Open zhujl1991 opened 3 years ago

zhujl1991 commented 3 years ago

Do we have any plans to add reward shaping and policy shaping to DQN? Looks like the reward shaping requires overwriting here, and policy shaping requires overwriting here.

Trinkle23897 commented 3 years ago

You're right, and also reward shaping can somehow write in gym.Wrapper or collector.preprocess_fn (if treating F_D as a part of the environment). Currently we don't have any plan. But you are welcome to make a PR to let them compatible with all policies.

zhujl1991 commented 3 years ago

You're right, and also reward shaping can somehow write in gym.Wrapper or collector.preprocess_fn (if treating F_D as a part of the environment).

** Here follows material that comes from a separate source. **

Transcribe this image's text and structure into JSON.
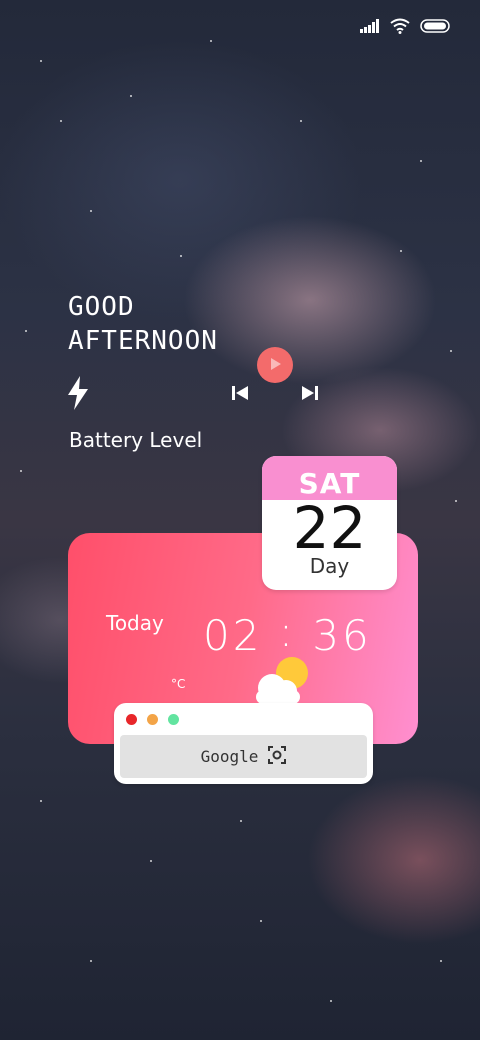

Currently we don't have any plan. But you are welcome to make a PR to let them compatible with all policies.

AFAIU, the shaping is only applied to DQN. What do you mean by compatible with *all* policies.?

Trinkle23897 commented 3 years ago

Because in section 3.3 Policy Shaping the authors doesn't claim that this algorithm is only compatible with DQN. My understanding is that this policy shaping method can be adapted to any off-policy + Q-value function approximation algorithms.

But even if the policy shaping can only be adapted to DQN, I don't think it is hard to extend to DQN families -- C51, QRDQN, etc.